Armeesprecher Adschmal Omar Schinwari erklärte, das System basiere auf einer "komplizierten Technologie". Afghanistan habe es von seinen "ausländischen Freunden" erhalten, die es zunächst auch betreiben würden.

Die Türkei hatte angekündigt, nach dem Abzug der verbliebenen US-Soldaten Sicherheitsinfrastruktur für den Kabuler Flughafen bereitzustellen. Am Freitag sagte Staatschef Recep Tayyip Erdogan, Ankara und Washington hätten sich auf den Umfang der türkischen Sicherung des Flughafens geeinigt.

Während sich die Angriffe der Taliban zuletzt auf den Norden und Westen des Landes konzentrierten, war Kabul im vergangenen Jahr immer wieder Ziel von Angriffen durch die Dschihadistenmiliz Islamischer Staat (IS). Auch zu einem Raketenangriff auf den US-Hauptstützpunkt Bagram in diesem Jahr hatte sich der IS bekannt.

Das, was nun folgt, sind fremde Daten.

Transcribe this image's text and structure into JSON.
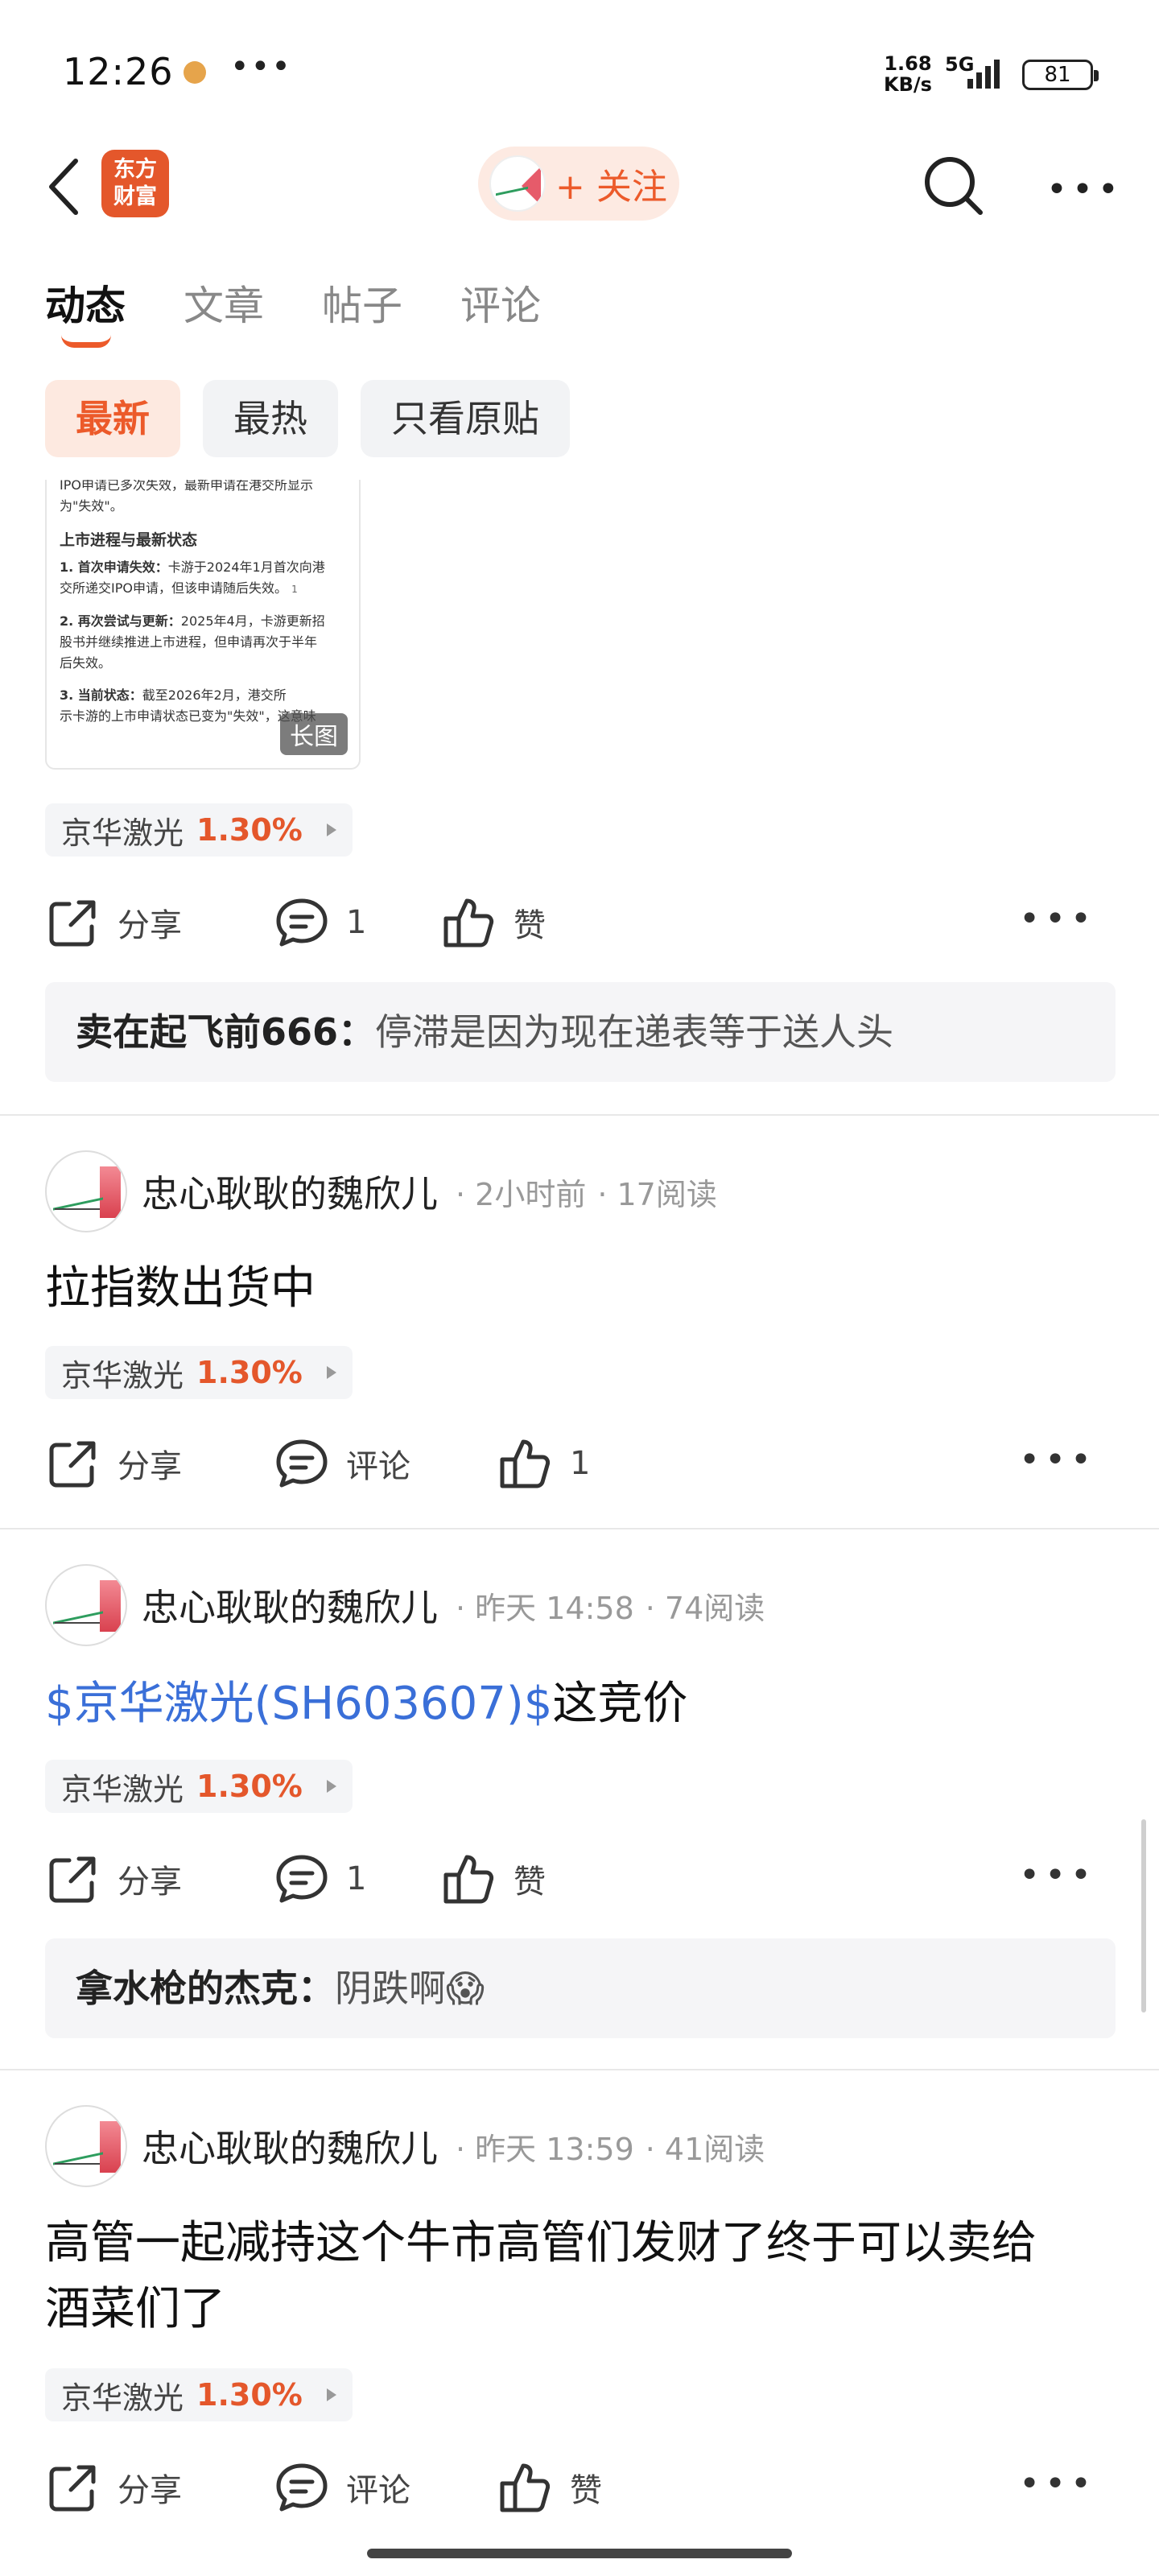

Die US-Armee hatte Bagram Anfang Juli an die afghanischen Streitkräfte übergeben. Bis Ende August soll der vollständige Abzug der US-Soldaten aus Afghanistan vollzogen sein. Die Bundeswehr ist bereits seit Ende Juni nicht mehr in Afghanistan präsent.

Auch Australien zog in den vergangenen Wochen alle verbliebenen Soldaten aus Afghanistan ab, wie Verteidigungsminister Peter Dutton am Sonntag sagte. Indiens Außenministerium verkündete derweil die "vorläufige" Rückkehr seiner Diplomaten aus dem Konsulat im südafghanischen Kandahar nach Indien.

In der vergangenen Woche hatte Russland die Schließung seines Konsulats in der nordafghanischen Stadt Masar-i-Scharif verkündet. In dieser Woche startete zudem ein chinesischer Evakuierungsflug mit mehr als 200 Passagieren aus Afghanistan ins zentralchinesische Wuhan.

Trotz des Vormarsches der Taliban hatte US-Präsident Joe Biden am Donnerstag seine Entscheidung für einen raschen Truppenabzug aus Afghanistan verteidigt. Die USA hätten seit den Terroranschlägen vom 11. September 2001 ihre Ziele im Anti-Terror-Kampf am Hindukusch "erfüllt", sagte er.